A new travel website is offering one lucky person a chance for a free trip into space – well, the edge of space, anyway.

The members-only travel site, called TripAlertz, has teamed up with the private rocket developer XCOR Aerospace of Mojave, Calif., to give away what the travel firm has dubbed a "Free Epic Journey into Space."

Participants can enter the contest by becoming a member on the TripAlertz website, referring their friends, or as a reward for dollars spent on the travel site. The winner will get to ride aboard XCOR's Lynx suborbital space plane with veteran pilot and former NASA space shuttle commander, Rick Searfoss

The winner can assign the trip, subject to certain restrictions, as a gift to family, friends or a charity. In addition to the Lynx flight, the TripAlertz Epic Journey into Space includes a five-night stay at the Sanctuary Camelback Mountain Resort & Spa in Paradise Valley, Ariz. during training and preparation, medical evaluation and screening, a cancellation insurance policy, organizers said.

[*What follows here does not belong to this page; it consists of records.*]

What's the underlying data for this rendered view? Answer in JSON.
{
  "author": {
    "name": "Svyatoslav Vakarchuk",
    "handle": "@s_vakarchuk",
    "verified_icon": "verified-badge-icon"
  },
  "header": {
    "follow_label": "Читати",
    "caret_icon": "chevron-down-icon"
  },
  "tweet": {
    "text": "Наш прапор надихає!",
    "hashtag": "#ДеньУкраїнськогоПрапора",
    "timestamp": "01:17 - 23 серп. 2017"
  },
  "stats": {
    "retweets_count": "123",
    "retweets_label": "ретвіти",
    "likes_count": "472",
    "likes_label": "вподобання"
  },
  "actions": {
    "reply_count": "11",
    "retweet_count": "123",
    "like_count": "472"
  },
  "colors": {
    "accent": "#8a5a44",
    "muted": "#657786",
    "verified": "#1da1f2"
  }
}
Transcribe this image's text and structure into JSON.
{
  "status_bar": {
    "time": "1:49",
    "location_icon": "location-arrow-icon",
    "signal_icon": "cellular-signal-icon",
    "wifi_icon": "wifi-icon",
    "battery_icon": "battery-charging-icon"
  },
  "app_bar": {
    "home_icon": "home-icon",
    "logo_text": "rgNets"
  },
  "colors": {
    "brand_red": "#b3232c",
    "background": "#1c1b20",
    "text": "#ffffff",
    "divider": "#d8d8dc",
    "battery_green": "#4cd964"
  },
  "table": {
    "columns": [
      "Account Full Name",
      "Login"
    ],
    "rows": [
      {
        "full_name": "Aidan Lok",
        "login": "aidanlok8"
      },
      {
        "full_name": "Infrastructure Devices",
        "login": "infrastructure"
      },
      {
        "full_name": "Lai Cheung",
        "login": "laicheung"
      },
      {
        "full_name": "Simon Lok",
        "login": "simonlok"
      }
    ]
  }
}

You have to be age of 21 to enter. A winner will be drawn on June 21.
XCOR Aerospace's Lynx space plane is a two-person spacecraft designed to take off and land on a standard airport runway. 

"The flight profile of Lynx provides an exciting and enriching personal space experience which promises the ride of your life," Andrew Nelson, XCOR's chief operating officer, said in a statement. "The two-seat Lynx Mark I vehicle takes off horizontally from a runway with a powerful ascent reaching over twice the speed of sound on its way to the edge of space. The profound blackness of space, the spectacular view of Earth's curvature, and 1,600 miles of viewing are unforgettable sights while experiencing weightlessness at apogee."

Searfoss flew three space shuttle missions, twice as pilot and once as commander. His first spaceflight, STS-58, launched in October 1993 and set the record for the longest duration space shuttle mission to date. In 1996, Searfoss piloted Atlantis to the former Russian space station Mir.

"Flight participants accompanying me will not only experience the exhilaration of the launch, but mankind's rarest view of all – Earth from space – its beauty, its fragility and its lack of borders. The sheer magnificence of it will be potentially life altering," Searfoss said.